Swedes Concerned By Elusive Inflation

sweedish-economy

In a sign that policymakers are growing wary of Sweden’s ability to reach the 2.00% inflation target, the Riksbank has decided to expand its ongoing quantitative easing measures by adding purchases during the first half of 2017. The prospect of the Krona gaining ground versus the Euro amid the European Central Bank’s own extension of its asset purchase program has been enough to warrant an admission from Riksbank officials that further accommodation could be possible. Any strength in the local currency could harm efforts to reach the target as import costs fall amid a rising Krona.

While the immediate reaction to the development was strength in the Krona versus other major global currencies, the decision underscores the idea that fears of disinflation and deflation remain serious. In the case of Sweden, even the implementation of a negative interest rate environment has not been enough to reach inflation goals. Despite positive momentum in the arenas of employment and growth, it has become abundantly apparent that the yardstick by which the Central Bank measures success is growth in consumer prices during an especially challenging chapter for monetary policy.
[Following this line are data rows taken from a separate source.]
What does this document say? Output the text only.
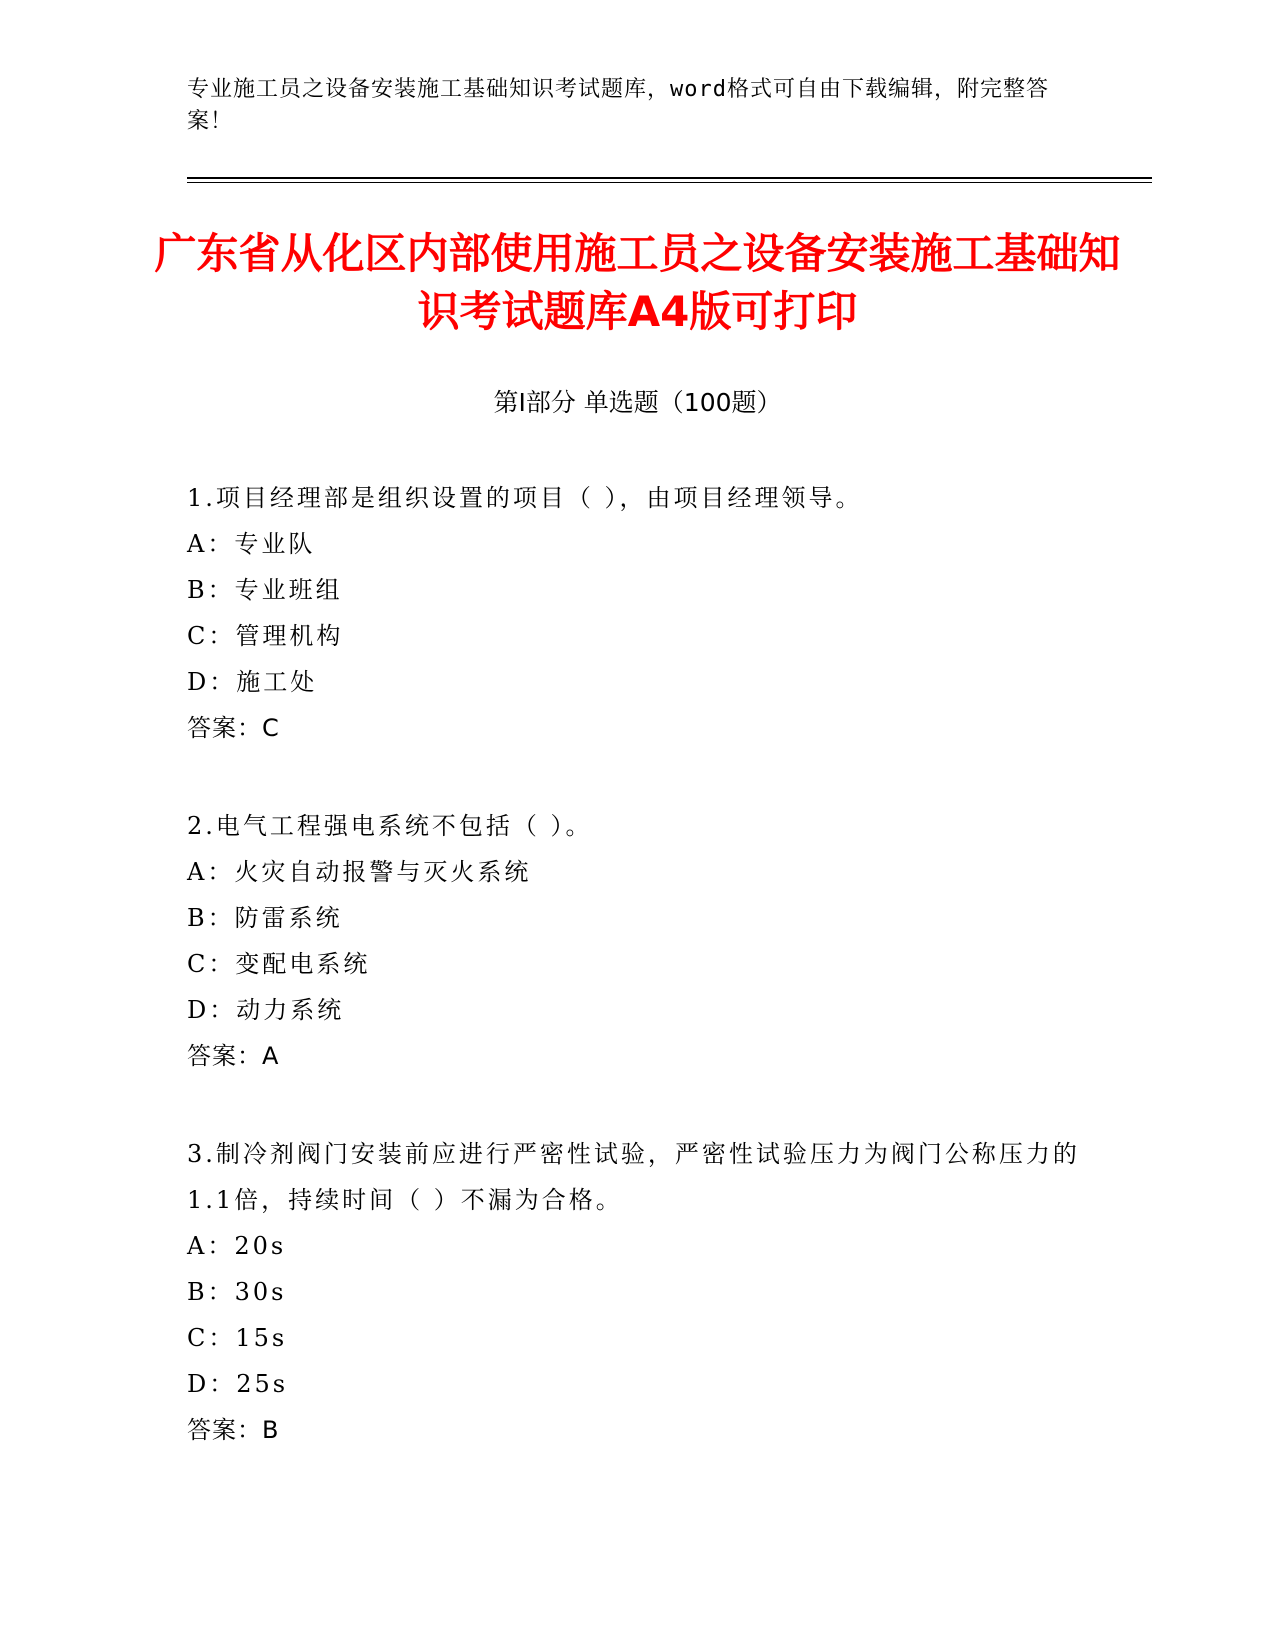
专业施工员之设备安装施工基础知识考试题库，word格式可自由下载编辑，附完整答案！
广东省从化区内部使用施工员之设备安装施工基础知识考试题库A4版可打印
第I部分 单选题（100题）
1.项目经理部是组织设置的项目（ ），由项目经理领导。
A：专业队
B：专业班组
C：管理机构
D：施工处
答案：C
2.电气工程强电系统不包括（ ）。
A：火灾自动报警与灭火系统
B：防雷系统
C：变配电系统
D：动力系统
答案：A
3.制冷剂阀门安装前应进行严密性试验，严密性试验压力为阀门公称压力的1.1倍，持续时间（ ）不漏为合格。
A：20s
B：30s
C：15s
D：25s
答案：B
Krona Strength Keeps a Lid on Inflation

After managing to kill off a bout of deflation through a combination of extremely loose monetary policy and asset purchases, the gains in inflation are proving insufficient to persuade policymakers that tightening may be around the corner. In its latest decision, the Swedish Riksbank has determined that the only way to reach the inflation target in Sweden is by adding SEK 30 billion in purchases while leaving open the option of dropping rates even further. According to a statement from the Executive Board, there is “still a high level of preparedness to make monetary policy more expansionary if the upward trend in inflation were to be threatened.”

One of the predominant causes behind policymakers’ palpable concerns is the recent strengthening of the Krona versus the Euro. Although the US dollar exchange rate is also important, it does not carry the same weight as the EURSEK rate. With the ECB expanding the money base and pressuring the EURSEK pair lower, it raises the threat of undoing some of the most recent consumer price gains. At present, Swedish CPI stands at 1.40% on an annualized basis as of November, climbing from the 1.20% reported in October. As a result, the decision to expand asset purchases through the first half of 2017 indicates that the USDSEK has further room to run to the upside as Central Bank officials use all the tools available to hit the inflation target.